Hey researcher people, men aren’t just stereotypically into sex they are also stereotypically rational and having the sex stats available would let men do a little basic math and create a ratio of chores/sex, but alas that side of the equation is an unknown, a fact many men can attest to. The study also showed that men’s contribution to the household chores and childcare freed up at least two hours per week in a mother’s schedule. Armed with this information I believe husbands can at least petition for one extra hour of “date night” per week.
The study is one sided in another way there is no information on how husbands are dealing with the time constraints of working longer hours, helping around the house and owning the lion’s share of yard work and things-with-motors maintenance. While Dad is now pitching in at a greater degree than ever before in the kitchen, laundry room and romper room, no-one is falling over themselves to help out when it is time for the husband to take care of the yard, fix the busted sprinkler head, wheel gigantic frost-sensitive plants into the garage (every time John Edd mentions the word freeze), pick-up the children’s outside toys, pressure wash the house and driveway and take out the trash.
I wonder if this study will help out men who end up in Mobile’s Environmental Court for untidy yards? Will the accused argue that with 20 percent more housework and 30 percent more child care to do that they just don’t have the time to get that Buick Skylark on blocks out of the front yard?

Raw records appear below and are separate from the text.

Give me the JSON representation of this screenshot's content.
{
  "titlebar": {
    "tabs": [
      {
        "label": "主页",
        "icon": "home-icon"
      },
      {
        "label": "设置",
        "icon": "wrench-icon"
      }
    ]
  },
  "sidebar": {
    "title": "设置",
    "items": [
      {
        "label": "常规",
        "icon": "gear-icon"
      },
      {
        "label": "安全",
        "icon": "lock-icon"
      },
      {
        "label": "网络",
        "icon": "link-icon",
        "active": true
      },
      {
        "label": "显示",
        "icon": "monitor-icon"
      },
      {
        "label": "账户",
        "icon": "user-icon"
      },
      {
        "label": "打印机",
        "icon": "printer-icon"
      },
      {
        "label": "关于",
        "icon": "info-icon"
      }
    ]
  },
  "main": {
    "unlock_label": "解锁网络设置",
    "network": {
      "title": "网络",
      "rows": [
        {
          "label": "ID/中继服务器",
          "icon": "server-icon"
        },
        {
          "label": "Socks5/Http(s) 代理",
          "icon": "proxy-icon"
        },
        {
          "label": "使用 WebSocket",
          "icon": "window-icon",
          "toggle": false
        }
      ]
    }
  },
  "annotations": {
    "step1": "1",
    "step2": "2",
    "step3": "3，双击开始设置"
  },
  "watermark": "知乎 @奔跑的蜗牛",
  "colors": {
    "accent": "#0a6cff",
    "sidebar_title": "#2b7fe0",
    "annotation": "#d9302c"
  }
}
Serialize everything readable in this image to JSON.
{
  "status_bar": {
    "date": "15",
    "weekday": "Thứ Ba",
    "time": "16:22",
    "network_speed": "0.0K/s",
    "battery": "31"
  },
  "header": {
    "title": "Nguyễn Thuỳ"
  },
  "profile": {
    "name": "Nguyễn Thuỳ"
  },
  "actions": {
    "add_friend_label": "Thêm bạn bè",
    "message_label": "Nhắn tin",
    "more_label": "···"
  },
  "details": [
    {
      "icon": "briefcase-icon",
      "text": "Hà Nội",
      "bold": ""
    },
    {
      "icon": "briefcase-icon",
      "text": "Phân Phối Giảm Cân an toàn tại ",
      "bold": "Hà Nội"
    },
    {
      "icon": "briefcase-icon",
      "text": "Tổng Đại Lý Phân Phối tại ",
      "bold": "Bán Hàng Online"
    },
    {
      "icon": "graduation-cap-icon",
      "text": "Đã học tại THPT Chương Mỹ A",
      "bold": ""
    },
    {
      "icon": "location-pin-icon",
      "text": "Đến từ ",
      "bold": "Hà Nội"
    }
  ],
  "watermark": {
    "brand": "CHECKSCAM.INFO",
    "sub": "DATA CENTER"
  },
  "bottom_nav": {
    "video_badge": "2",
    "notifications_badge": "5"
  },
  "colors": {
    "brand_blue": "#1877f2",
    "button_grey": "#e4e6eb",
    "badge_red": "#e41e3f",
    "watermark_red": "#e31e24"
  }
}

As the study shows, family roles have definitely changed from our parent’s generation to ours; anecdotally I know I never had to walk 10 miles, uphill both ways, through a blinding snowstorm to get to school like my parents had to and my Dad did a lot less laundry than I do. The roles my wife and I occupy are different than the home I grew up in and much has changed for the modern Dad—the three things in particular as detailed by the researchers; more household chores, more time with his children and more sex with his wife. From where I’m sitting two out of three ain’t bad.